Ein Mitarbeiter des Kleinzirkus sagte dem Abendblatt gestern in Lübtheen, dass Jeremie sich sehr wohl gefühlt habe und dass er den Verdacht hege, der Elfjährige sei von einem Familienmitglied in Lübtheen abgeholt worden. "Der Mercedes-Transporter hat sehr hakelige Gänge, die Servolenkung ist kaputt. Unmöglich, dass der Elfjährige den Wagen nach Hamburg gefahren hat." Die Betreiberin des Zirkus hat selbst sieben eigene Kinder. Jeremie sei ihr einziges Pflegekind.
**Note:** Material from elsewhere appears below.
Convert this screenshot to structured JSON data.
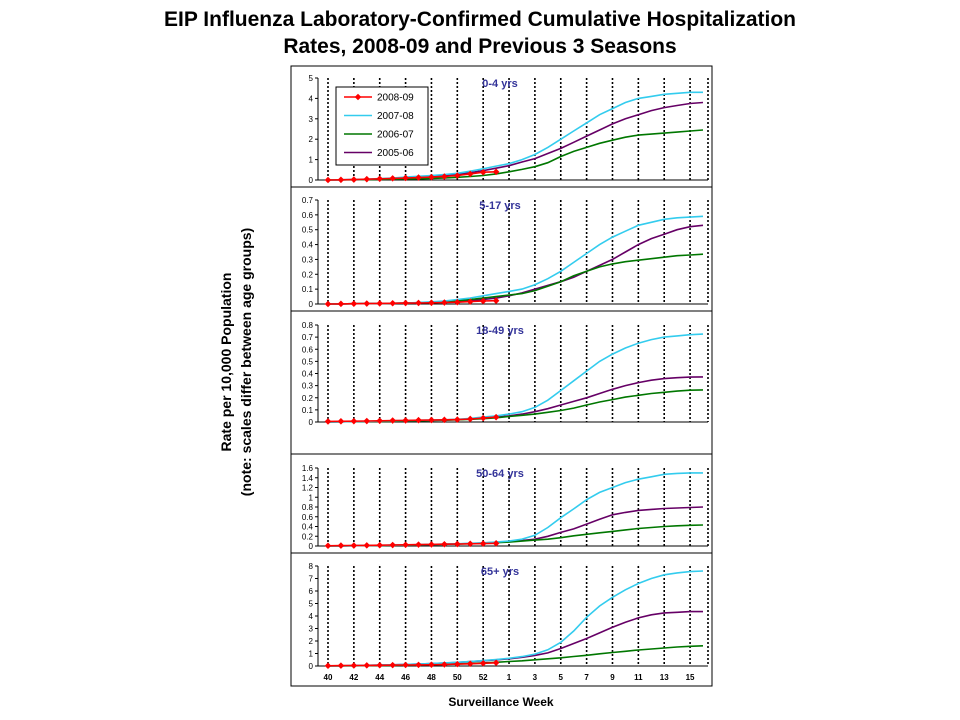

Demgegenüber schildert die Hamburger Familie, dass "mindestens sechs" externe Kinder in dem Zirkus betreut würden.

Das Bezirksamt Mitte sammelt derzeit noch Fakten zu dem Fall. Eine Stellungnahme soll es noch heute geben. In den Zirkus vermittelt wurde Jeremie vom Träger "Neukirchener Erziehungsverein", einem großen Anbieter von Kinder- und Jugendhilfe der Diakonie in Nordrhein-Westfalen. Der Verein hat eine Abteilung, die sich auf Angebote in der Individualpädagogik spezialisiert hat. Hier werden Kinder und Jugendliche vermittelt, die in Heimen und Wohngruppen nicht klar kommen. "Ziel ist es, dass die Betreuten Zuwendung und Vertrauen erfahren", sagt NEV-Sprecher Ulrich Schäfer: "Wir haben seit Jahren zahlreiche Familien auf Bauernhöfen, Reiterhöfen, im Zirkus und bei Stunt-Shows, bei denen wir Kinder unterbringen." Durch enge Betreuung und pädagogische Unterstützung funktioniere das Konzept generell sehr gut. Beschult werden die Kinder mittels Fernunterricht am Computer. Lernhelfer kümmern sich in den Regionen persönlich um die Kinder. Zum Einzelfall wollte Schäfer sich mit Verweis auf den Sozialdatenschutz nichts sagen.

Wer Jeremie gesehen hat oder Hinweise auf seinen derzeitigen Aufenthaltsort geben kann, wird gebeten, sich an das Polizeikommissariat 42 unter der Rufnummer 040/4286-54210 oder jede andere Polizeidienststelle zu wenden.